Emphasising that even one death is one too many, Guterres pledged that he will continue to ensure that the UN constantly reviews and improves its practices related to the safety and care of staff.
"When our colleagues pay the ultimate sacrifice, it is our duty to honour them and support their families. For, without our brave colleagues in the field, we cannot do what we have been asked to do by the Member States – to save succeeding generations from the scourge of war and to pursue better standards of living for all in larger freedom," he said.
The President of the UN Staff Union, Patricia Nemeth, also spoke during the commemoration online, noting that those who died in service were "driven solely by a desire to help the most vulnerable to have hope, building a better future and ensuring that everyone can enjoy life, liberty, dignity, peace, security and justice."
"The service that staff members provide within the United Nations is more than just a job," she said.
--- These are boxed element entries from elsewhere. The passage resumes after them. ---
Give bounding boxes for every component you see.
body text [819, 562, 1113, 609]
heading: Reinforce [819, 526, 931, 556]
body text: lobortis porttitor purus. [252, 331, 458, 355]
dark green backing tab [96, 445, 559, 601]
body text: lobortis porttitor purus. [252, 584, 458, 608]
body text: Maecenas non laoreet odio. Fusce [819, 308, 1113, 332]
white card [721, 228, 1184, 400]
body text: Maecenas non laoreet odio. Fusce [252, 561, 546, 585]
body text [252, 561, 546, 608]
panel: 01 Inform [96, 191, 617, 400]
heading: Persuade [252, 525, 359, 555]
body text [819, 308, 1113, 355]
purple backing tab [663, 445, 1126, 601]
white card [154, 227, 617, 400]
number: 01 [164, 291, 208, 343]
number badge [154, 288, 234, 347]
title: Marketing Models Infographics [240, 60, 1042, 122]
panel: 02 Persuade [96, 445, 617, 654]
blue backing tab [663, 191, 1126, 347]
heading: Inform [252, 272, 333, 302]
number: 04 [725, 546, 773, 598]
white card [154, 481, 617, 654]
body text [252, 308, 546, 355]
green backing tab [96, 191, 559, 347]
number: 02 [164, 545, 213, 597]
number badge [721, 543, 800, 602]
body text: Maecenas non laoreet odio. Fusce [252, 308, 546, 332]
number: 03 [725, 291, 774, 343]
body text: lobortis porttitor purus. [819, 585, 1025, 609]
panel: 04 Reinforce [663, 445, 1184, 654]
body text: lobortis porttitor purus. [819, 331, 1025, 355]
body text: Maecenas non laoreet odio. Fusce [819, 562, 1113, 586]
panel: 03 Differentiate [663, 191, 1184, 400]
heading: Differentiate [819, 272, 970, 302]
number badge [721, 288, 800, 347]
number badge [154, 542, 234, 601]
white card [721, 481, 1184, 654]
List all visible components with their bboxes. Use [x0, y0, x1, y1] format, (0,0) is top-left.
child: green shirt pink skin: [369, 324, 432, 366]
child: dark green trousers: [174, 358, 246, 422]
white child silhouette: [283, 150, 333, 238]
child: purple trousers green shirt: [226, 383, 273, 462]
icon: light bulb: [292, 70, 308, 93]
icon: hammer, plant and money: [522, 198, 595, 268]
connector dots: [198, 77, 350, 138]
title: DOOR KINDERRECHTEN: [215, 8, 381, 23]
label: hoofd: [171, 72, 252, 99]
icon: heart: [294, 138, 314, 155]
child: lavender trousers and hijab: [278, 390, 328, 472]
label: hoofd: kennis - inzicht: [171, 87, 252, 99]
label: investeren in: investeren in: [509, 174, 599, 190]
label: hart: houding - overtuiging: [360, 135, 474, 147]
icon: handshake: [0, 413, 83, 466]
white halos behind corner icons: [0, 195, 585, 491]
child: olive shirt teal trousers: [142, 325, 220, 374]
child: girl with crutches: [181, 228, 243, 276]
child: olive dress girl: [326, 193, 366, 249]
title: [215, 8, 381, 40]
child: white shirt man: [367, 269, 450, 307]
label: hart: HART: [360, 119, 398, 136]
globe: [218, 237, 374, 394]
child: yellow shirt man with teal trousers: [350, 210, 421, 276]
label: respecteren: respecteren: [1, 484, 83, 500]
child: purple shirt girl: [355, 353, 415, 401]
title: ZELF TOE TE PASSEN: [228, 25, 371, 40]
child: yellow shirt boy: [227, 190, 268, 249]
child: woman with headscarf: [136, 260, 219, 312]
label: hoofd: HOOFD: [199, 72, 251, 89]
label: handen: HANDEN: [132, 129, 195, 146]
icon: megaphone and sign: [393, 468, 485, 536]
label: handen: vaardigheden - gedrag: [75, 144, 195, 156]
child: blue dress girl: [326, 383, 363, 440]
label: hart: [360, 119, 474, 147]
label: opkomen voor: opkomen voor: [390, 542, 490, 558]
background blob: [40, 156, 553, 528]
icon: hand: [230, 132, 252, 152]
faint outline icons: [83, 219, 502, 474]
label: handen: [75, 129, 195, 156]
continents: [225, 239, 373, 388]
"It is a calling for us, as we want to serve the ideals of the organisation, ensuring a brighter future for the entire human race," she said.
Noting that 77 colleagues had died over the past year, she said that "year-after-year our organisation suffers another loss, a different kind of loss, and that is a loss of innocence for the United Nations.
"That is why, on this day, we remember our sacred obligation for those who made the ultimate sacrifice so that we can continue to live our lives and do our work," Nemeth said.
"We owe it to them to finish the task for which these men and women have given their lives," she said.